Now pipette out 100 microliters of treatment from the stripped tubes and transfer it to the appropriate wells on the 96 well plate, add only complete media to the cell-free wells. Try to finish pipetting in under five minutes as excessive cooling of the plate could affect the resistance of the endothelial cell monolayer. Reattach the treated plate to the machine, then check to assess the electrode well impedance.
Confirm the correct multi-frequency acquisition settings and plate catalog have been selected. Then press resume to continue the experiment. Once the experiment has progressed to the desired endpoint, press finish to automatically save the recorded file.
Navigate to file, and click on export data to export the data as an XLS or CSV file for further analysis. Increase in resistance was observed over 30 hours indicating the growth phase of the endothelial cells. During growth phase, the cells plateaued at different levels by 48 hours, measurement normalization allowed a more reliable interpretation of resistance changes.
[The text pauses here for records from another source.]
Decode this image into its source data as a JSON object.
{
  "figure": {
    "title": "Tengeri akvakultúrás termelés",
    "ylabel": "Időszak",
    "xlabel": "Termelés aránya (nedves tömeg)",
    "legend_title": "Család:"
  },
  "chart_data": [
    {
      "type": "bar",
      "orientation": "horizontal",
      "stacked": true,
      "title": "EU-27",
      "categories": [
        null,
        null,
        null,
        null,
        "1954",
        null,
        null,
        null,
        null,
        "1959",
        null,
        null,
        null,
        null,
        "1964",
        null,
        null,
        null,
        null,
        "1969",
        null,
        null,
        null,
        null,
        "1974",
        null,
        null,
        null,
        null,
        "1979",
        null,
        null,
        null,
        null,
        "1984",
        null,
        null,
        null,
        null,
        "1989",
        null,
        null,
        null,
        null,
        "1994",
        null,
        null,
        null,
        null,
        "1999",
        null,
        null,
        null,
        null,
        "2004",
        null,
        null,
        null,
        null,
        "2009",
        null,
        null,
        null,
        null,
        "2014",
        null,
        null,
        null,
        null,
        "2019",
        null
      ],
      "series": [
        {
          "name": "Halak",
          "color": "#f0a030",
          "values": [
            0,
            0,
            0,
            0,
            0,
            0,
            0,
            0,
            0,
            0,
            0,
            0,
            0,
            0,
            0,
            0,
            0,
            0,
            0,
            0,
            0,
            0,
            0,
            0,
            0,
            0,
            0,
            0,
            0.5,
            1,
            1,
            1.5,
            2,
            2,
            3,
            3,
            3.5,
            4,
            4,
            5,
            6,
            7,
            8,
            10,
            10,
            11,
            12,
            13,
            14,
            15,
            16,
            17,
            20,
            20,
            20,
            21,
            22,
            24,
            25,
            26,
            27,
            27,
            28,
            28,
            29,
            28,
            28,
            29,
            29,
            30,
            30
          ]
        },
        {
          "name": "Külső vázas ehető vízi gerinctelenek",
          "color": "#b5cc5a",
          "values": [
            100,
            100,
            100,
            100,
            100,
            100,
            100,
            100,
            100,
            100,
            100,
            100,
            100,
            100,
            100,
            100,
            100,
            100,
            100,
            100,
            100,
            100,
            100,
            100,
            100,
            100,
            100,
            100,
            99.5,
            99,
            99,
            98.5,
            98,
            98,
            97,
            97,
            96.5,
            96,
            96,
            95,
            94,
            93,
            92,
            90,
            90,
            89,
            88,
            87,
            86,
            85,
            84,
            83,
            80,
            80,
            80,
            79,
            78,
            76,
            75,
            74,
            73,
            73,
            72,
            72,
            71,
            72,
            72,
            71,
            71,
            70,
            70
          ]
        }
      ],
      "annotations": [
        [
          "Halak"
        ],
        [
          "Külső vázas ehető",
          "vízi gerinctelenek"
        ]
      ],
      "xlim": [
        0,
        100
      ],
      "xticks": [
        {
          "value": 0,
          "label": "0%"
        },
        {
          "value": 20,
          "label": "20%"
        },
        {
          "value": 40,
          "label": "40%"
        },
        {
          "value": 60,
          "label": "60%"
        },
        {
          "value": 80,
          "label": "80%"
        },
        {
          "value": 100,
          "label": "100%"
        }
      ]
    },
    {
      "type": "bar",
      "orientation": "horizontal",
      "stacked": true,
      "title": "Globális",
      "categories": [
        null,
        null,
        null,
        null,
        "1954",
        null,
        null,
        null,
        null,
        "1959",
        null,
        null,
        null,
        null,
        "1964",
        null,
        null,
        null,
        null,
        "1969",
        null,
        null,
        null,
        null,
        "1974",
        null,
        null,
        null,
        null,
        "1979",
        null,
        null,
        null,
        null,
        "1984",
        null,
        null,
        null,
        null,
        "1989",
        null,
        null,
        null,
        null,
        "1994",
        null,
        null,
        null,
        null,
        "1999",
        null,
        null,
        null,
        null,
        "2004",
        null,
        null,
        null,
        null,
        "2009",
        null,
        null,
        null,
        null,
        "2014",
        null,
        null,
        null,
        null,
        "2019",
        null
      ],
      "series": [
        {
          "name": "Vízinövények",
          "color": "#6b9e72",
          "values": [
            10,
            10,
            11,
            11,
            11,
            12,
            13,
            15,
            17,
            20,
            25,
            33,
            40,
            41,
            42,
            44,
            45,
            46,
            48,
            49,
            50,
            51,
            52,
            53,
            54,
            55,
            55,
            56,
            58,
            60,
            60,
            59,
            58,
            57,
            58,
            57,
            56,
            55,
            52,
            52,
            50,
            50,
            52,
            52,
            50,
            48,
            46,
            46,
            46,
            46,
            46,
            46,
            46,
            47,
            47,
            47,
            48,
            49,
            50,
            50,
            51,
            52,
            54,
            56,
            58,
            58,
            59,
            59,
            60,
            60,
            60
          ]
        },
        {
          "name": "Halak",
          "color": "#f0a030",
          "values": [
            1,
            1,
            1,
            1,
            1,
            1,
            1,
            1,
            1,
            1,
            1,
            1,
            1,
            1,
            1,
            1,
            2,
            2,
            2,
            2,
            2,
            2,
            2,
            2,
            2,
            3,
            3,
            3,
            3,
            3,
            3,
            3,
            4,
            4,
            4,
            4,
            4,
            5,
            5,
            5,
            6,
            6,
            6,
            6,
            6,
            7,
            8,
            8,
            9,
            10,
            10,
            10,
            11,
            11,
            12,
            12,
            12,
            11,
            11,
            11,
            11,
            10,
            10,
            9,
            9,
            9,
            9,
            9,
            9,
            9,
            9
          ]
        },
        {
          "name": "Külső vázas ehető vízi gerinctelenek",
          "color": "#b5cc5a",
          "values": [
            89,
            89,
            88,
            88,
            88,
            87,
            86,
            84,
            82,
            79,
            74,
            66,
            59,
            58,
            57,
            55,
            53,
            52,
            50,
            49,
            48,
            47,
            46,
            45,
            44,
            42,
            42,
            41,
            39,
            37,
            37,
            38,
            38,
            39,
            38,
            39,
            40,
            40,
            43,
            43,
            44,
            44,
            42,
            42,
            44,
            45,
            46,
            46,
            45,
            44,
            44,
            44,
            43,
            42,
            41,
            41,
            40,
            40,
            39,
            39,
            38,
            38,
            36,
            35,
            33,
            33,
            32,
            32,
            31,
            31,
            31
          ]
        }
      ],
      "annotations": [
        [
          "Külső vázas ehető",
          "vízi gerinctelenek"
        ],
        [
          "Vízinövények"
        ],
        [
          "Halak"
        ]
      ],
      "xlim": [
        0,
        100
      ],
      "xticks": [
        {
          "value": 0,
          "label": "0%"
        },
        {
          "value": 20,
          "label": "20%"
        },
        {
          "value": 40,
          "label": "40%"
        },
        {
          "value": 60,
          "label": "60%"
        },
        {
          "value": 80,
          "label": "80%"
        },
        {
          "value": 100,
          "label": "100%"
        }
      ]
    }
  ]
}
Incorrect cell count of the brain endothelial cells before treatment resulted in a fluctuating growth phase, which gradually declined into a stable resistance plateau. Optimized cell seeding density and loading volume resulted in an optimal growth phase. Cytokines appeared to have a transient effect on the barrier.
The addition of melanoma cells drastically reduced the barrier resistance. The paracellular barrier and basolateral component fluctuated with the addition of the cytokines, addition of melanoma cells resulted in a larger magnitude of decrease of the paracellular barrier relative to the basolateral component.